BK: Kat is the strongest person I’ve ever known. Her story is so powerful and it resonated with millions of people who have gone through or empathize with her going through such a horrific ordeal. The most important thing I learned was to reaffirm my belief in the power of humor. Kat’s limitless wit is truly something to be in awe of.
RM: How would you best describe the attitude Americans have towards politics a little over a year away from the 2016 presidential election?
BK: The American people feel the entire system is bought by big corporations and therefore have disengaged with the political process. Washington has failed the American people for decades and hurt job creation through NAFTA, TPP, repeal of Glass-Steagall, and the Telecommunication Act, just to name a few. So, the American people are pissed and that’s why Bernie Sanders, Donald Trump and Carly Fiorina are doing so well in their respective parties.

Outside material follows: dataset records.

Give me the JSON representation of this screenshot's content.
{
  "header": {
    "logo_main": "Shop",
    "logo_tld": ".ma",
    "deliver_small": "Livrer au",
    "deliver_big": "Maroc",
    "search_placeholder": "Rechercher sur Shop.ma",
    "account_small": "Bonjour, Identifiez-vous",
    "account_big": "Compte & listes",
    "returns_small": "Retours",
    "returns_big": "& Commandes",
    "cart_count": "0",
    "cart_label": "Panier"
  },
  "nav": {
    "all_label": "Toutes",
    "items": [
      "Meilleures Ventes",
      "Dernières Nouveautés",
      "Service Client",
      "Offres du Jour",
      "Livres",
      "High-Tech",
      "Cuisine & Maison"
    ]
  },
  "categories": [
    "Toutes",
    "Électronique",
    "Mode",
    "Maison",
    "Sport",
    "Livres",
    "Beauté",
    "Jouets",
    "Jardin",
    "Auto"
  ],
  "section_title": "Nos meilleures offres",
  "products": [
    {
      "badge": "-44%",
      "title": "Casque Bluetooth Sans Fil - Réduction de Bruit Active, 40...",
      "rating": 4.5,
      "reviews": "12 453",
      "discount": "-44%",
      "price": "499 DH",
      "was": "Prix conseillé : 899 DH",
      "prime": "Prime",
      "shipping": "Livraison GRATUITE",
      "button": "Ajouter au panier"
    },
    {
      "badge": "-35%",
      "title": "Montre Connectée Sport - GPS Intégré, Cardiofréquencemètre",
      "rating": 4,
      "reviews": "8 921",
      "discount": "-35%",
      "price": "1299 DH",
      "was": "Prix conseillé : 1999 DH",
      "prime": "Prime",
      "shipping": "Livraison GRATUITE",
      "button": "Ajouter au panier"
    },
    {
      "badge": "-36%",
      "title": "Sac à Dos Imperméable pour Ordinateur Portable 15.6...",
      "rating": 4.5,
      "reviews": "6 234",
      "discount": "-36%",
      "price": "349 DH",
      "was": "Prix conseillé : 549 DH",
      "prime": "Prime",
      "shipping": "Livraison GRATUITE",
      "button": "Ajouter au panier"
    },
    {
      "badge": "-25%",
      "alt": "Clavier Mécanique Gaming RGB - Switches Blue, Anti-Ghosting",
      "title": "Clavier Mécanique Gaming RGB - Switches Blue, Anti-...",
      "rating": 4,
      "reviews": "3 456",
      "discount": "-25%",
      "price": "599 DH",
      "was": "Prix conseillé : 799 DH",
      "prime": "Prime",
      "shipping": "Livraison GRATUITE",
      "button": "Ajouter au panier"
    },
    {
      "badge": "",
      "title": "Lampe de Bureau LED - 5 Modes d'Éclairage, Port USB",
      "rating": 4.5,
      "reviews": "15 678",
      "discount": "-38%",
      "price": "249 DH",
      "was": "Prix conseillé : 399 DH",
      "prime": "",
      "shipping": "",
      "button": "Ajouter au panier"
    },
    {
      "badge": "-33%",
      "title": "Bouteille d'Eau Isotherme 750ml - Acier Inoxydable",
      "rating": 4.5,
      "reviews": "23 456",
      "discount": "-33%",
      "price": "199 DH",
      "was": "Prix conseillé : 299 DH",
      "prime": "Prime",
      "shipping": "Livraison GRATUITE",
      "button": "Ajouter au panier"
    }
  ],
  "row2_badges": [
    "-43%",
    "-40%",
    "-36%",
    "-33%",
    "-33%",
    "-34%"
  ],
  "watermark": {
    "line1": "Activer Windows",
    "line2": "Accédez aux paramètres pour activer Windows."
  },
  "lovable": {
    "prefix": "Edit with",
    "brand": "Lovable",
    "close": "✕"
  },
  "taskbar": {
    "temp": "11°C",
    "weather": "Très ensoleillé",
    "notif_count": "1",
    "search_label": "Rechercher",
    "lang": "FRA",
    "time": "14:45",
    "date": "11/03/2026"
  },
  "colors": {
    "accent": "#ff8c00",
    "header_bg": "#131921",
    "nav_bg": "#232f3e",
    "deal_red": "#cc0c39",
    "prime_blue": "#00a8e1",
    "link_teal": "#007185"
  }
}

RM: I heard Dick Cheney not too long ago state in an interview that he “would love” to see Vice President Biden run in 2016…Do you buy that he has any sort of genuine interest in that happening, or do you just think he just wants to see Hillary’s number’s dip in the polls?
BK: I can’t talk about Dick Cheney right now, THEY’RE listening.
RM: The Electoral College: Keep it or dump it? Why?
BK: I’m very conflicted on the EC. I do enjoy the idea of a popular vote as did Andrew Jackson and as DOES Al Gore but I also think there are more important reforms that need to happen. We must end rogue gerrymandering and redistricting in order to diversify congressional districts so that politicians are forced to compromise and actually legislate on behalf of their entire constituency.
RM: Which portion of the comedic writing process do you loathe the most and why? Conversely, which aspect of that procedure do you think is your specialty; and why do you think you excel at that particular part of your craft?
BK: I don’t really loathe any of it. I really enjoy writing with Henry Zebrowski; we have a pilot and a screenplay. My favorite writing to do is with friends, when we can just get together and play around. I’ve always surrounded myself with very talented, quick-witted people. I suppose the main thing I excel at is maintaining great company.
RM: What’s up next for you in the remainder of 2015 and beyond? Anything big in the works that we need to know about?
BK: I have no idea what the future holds but as far as the rest of 2015 I’ll continue to grow my podcasts and perfect the craft of radio. I hope to continue appearing on Fox News and Fox Business, the network has been very kind to me and I’d like to grow with them more in the future. And with stand up my goal is to continue making audiences laugh.